In 2014, exports of railway equipment totaled some $4.36 billion, a 22.6 percent increase from a year earlier.

Private railway companies in Argentina have been criticized for the lack of maintenance that has resulted in frequent accidents. These companies refuted the criticism blaming overtly cheap tickets and low government subsidies.

In 1990s, Argentina launched the privatization of railway. One private company ran one-third of light railways in Buenos Aires.

On February 22, 2012, a derailed metro train in Buenos Aires caused 51 deaths, with more than 600 people injured. On February 27 of the same year, another metro train in Buenos Aires exploded and injured a driver.

Argentina launched the nationalization of its railroads in May, taking over three key lines and canceling without compensation all contracts with the companies involved. The government stated that the private concessions would not be compensated.

Over the last few years, the term "high-speed railway diplomacy" has been catching on in Chinese political spheres. It is used to describe China's initiative of exporting high-speed railway products, projects and technologies. Memorandums and contracts on China's high-speed railway-related exports have been signed during President Xi Jinping and Premier Li Keqiang's state visits overseas.

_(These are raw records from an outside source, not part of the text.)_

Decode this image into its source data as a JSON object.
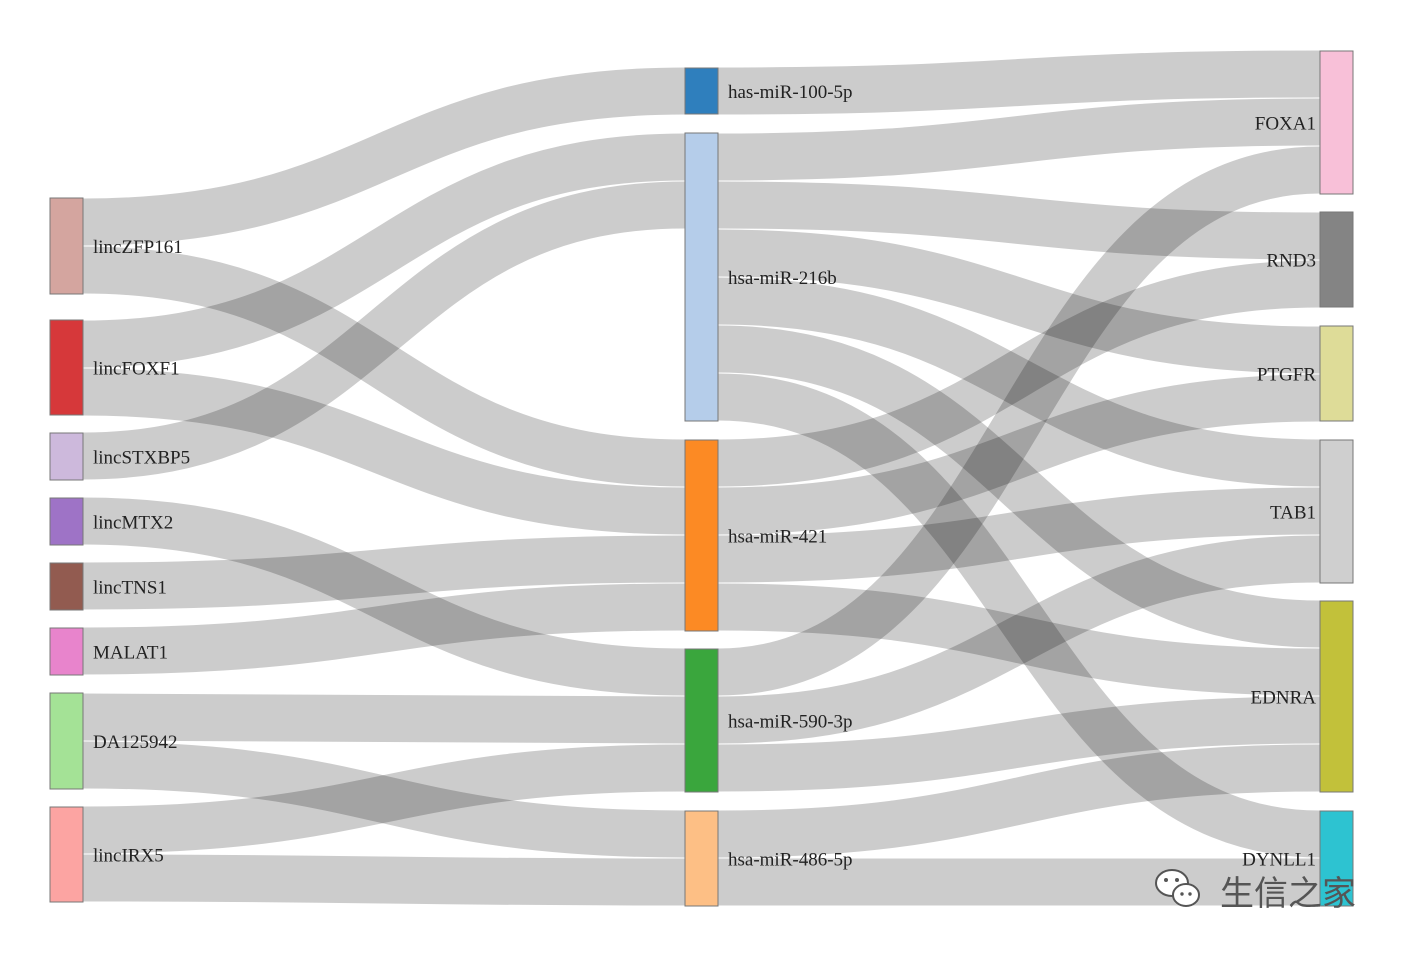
{
  "diagram": {
    "type": "sankey",
    "columns": [
      {
        "label_side": "right",
        "nodes": [
          {
            "id": "lincZFP161",
            "label": "lincZFP161",
            "color": "#d4a59f"
          },
          {
            "id": "lincFOXF1",
            "label": "lincFOXF1",
            "color": "#d6383a"
          },
          {
            "id": "lincSTXBP5",
            "label": "lincSTXBP5",
            "color": "#cdb9dc"
          },
          {
            "id": "lincMTX2",
            "label": "lincMTX2",
            "color": "#9e73c6"
          },
          {
            "id": "lincTNS1",
            "label": "lincTNS1",
            "color": "#925b50"
          },
          {
            "id": "MALAT1",
            "label": "MALAT1",
            "color": "#e884cc"
          },
          {
            "id": "DA125942",
            "label": "DA125942",
            "color": "#a4e296"
          },
          {
            "id": "lincIRX5",
            "label": "lincIRX5",
            "color": "#fca4a2"
          }
        ]
      },
      {
        "label_side": "right",
        "nodes": [
          {
            "id": "has-miR-100-5p",
            "label": "has-miR-100-5p",
            "color": "#2f7fbd"
          },
          {
            "id": "hsa-miR-216b",
            "label": "hsa-miR-216b",
            "color": "#b5cdea"
          },
          {
            "id": "hsa-miR-421",
            "label": "hsa-miR-421",
            "color": "#fc8a24"
          },
          {
            "id": "hsa-miR-590-3p",
            "label": "hsa-miR-590-3p",
            "color": "#3aa63d"
          },
          {
            "id": "hsa-miR-486-5p",
            "label": "hsa-miR-486-5p",
            "color": "#fdbf85"
          }
        ]
      },
      {
        "label_side": "left",
        "nodes": [
          {
            "id": "FOXA1",
            "label": "FOXA1",
            "color": "#f8c0d8"
          },
          {
            "id": "RND3",
            "label": "RND3",
            "color": "#848484"
          },
          {
            "id": "PTGFR",
            "label": "PTGFR",
            "color": "#dedc98"
          },
          {
            "id": "TAB1",
            "label": "TAB1",
            "color": "#cfcfcf"
          },
          {
            "id": "EDNRA",
            "label": "EDNRA",
            "color": "#c2c13a"
          },
          {
            "id": "DYNLL1",
            "label": "DYNLL1",
            "color": "#2dc3d1"
          }
        ]
      }
    ],
    "links": [
      {
        "source": "lincZFP161",
        "target": "has-miR-100-5p",
        "value": 1
      },
      {
        "source": "lincZFP161",
        "target": "hsa-miR-421",
        "value": 1
      },
      {
        "source": "lincFOXF1",
        "target": "hsa-miR-216b",
        "value": 1
      },
      {
        "source": "lincFOXF1",
        "target": "hsa-miR-421",
        "value": 1
      },
      {
        "source": "lincSTXBP5",
        "target": "hsa-miR-216b",
        "value": 1
      },
      {
        "source": "lincMTX2",
        "target": "hsa-miR-590-3p",
        "value": 1
      },
      {
        "source": "lincTNS1",
        "target": "hsa-miR-421",
        "value": 1
      },
      {
        "source": "MALAT1",
        "target": "hsa-miR-421",
        "value": 1
      },
      {
        "source": "DA125942",
        "target": "hsa-miR-590-3p",
        "value": 1
      },
      {
        "source": "DA125942",
        "target": "hsa-miR-486-5p",
        "value": 1
      },
      {
        "source": "lincIRX5",
        "target": "hsa-miR-590-3p",
        "value": 1
      },
      {
        "source": "lincIRX5",
        "target": "hsa-miR-486-5p",
        "value": 1
      },
      {
        "source": "has-miR-100-5p",
        "target": "FOXA1",
        "value": 1
      },
      {
        "source": "hsa-miR-216b",
        "target": "FOXA1",
        "value": 1
      },
      {
        "source": "hsa-miR-216b",
        "target": "RND3",
        "value": 1
      },
      {
        "source": "hsa-miR-216b",
        "target": "PTGFR",
        "value": 1
      },
      {
        "source": "hsa-miR-216b",
        "target": "TAB1",
        "value": 1
      },
      {
        "source": "hsa-miR-216b",
        "target": "EDNRA",
        "value": 1
      },
      {
        "source": "hsa-miR-216b",
        "target": "DYNLL1",
        "value": 1
      },
      {
        "source": "hsa-miR-421",
        "target": "RND3",
        "value": 1
      },
      {
        "source": "hsa-miR-421",
        "target": "PTGFR",
        "value": 1
      },
      {
        "source": "hsa-miR-421",
        "target": "TAB1",
        "value": 1
      },
      {
        "source": "hsa-miR-421",
        "target": "EDNRA",
        "value": 1
      },
      {
        "source": "hsa-miR-590-3p",
        "target": "FOXA1",
        "value": 1
      },
      {
        "source": "hsa-miR-590-3p",
        "target": "TAB1",
        "value": 1
      },
      {
        "source": "hsa-miR-590-3p",
        "target": "EDNRA",
        "value": 1
      },
      {
        "source": "hsa-miR-486-5p",
        "target": "EDNRA",
        "value": 1
      },
      {
        "source": "hsa-miR-486-5p",
        "target": "DYNLL1",
        "value": 1
      }
    ]
  },
  "watermark": {
    "text": "生信之家",
    "icon": "wechat-icon"
  }
}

China imported high-speed railway technologies in 2003. Today the country boasts the greatest length of high-speed railway tracks in the world. More than 10,000 kilometers of the rail are capable of carrying trains at speeds in excess of 200 kilometers per hour.

"China's high-speed rail is now a national strategy. The State Council is lending support to high-speed train equipment manufacturing and the exploration of the overseas market," said an analysis of Shenzhen-based Essence Securities Co Ltd. According to the statistics of the International Union of Railways, more than 30,000 kilometers of high-speed railways are expected to be built in the future around the world.

"China's high-speed train has advantage in cost, operation, speed and technological standards. It can offer a whole set of solution from design, construction, equipment manufacturing to management. It will take up large market share in global high-speed rail construction around the globe," said the Essence Securities’ analysis.

"High speed railway technology can help promote China's international image and soft power. Although China's economy has been a huge success for the last three decades, many in the West still view China mainly as the world's factory with cheap exports like shoes and toys," according to an article in The Diplomat.

"But as China gradually transforms itself into a high tech powerhouse and moves up the economic ladder, it is imperative for China to develop economic sectors that can sustain its growth in the future. And high speed railway can exactly play this role as it involves huge capital, advanced technology, and domestic innovation," said the article.